The History of Ottoman Poetry, first published in six volumes between 1900 and 1909, was the principal product of E.J.W. Gibb’s devotion to Ottoman Turkish literature. By the time of his early death in 1901 only the first volume had appeared in print. The remainder was almost complete and was seen through the press by Gibb’s friend and literary executor, the Persian scholar E. G. Browne. The History was designed to provide the first extended account in English of Ottoman literature. The first four volumes cover four developmental phases, largely under the influence of Persian literature, from around 1300 to the middle of the nineteenth century. The fifth volume introduces the ‘New School’ of Ottoman poetry produced in Gibb’s own era and inspired by French models. The sixth volume contains in Ottoman printed script the texts of all works quoted in English translation in the previous volumes. No comparable study has appeared in English since Gibb’s magnum opus. His History of Ottoman Poetry has become a classic work which is still widely referred to and valuable for students, scholars and anyone with a general interest in Middle Eastern literature and culture.
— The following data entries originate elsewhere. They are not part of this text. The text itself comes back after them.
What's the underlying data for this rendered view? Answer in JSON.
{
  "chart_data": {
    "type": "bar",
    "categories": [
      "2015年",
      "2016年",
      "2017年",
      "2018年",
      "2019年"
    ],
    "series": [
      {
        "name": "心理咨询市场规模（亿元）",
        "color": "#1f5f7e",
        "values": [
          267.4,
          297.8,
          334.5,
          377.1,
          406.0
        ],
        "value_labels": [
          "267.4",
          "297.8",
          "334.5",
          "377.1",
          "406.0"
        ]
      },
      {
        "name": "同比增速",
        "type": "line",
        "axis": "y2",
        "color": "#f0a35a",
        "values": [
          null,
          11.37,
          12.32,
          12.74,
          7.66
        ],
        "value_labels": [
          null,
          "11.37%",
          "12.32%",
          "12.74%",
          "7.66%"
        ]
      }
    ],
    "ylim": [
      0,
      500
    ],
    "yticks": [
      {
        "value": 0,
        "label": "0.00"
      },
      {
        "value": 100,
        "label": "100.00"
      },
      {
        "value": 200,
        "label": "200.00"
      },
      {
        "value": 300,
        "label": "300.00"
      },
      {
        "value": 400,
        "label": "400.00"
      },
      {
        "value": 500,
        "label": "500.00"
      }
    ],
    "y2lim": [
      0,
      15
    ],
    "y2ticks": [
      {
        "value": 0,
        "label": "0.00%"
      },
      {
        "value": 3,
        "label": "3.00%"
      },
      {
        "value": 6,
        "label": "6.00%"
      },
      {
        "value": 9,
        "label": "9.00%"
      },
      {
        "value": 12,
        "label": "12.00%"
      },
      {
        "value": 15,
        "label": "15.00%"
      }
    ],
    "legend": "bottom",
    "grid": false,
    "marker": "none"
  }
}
Volume II (originally published 1902) covers the period 1450 to 1520, the early ‘classical age’. For Gibb, the reign of Mehmed II (1451-81) was ‘the true starting point of Ottoman poetry’, when more verse was written in the increasingly Persianized literary idiom of the Ottoman court, in contrast to the relatively provincial Turkish style of most poets of the first period. Among the leading poets of this era are Cem Sultan (d. 1495), the brother of Bayezid II (1481-1512) held captive for many years in France and Italy; the judge and courtier Ahmed Pasha (d.c. 1496) and Necati, the son of a slave (d. 1509). Also discussed is the work of Mihri Hatun of Amasya (d. after 1512), one of the few known Ottoman women poets. Gibb provides extended summaries of the stories of Yusuf and Zuleika, and Leyla and Mecnun, both composed by Hamdi (d. 1509), as early Ottoman examples of traditional romances in the mesnevi style of rhymed couplets.
Volume II contains two prefaces. The first is an obituary of Gibb by E. G. Browne, followed by a list of the Persian and Turkish manuscripts in Gibb’s library at the time of his death. The second is Gibb’s intended preface, countering criticisms of the first volume with a robust defence of his decision to use an archaic form of English in his translations.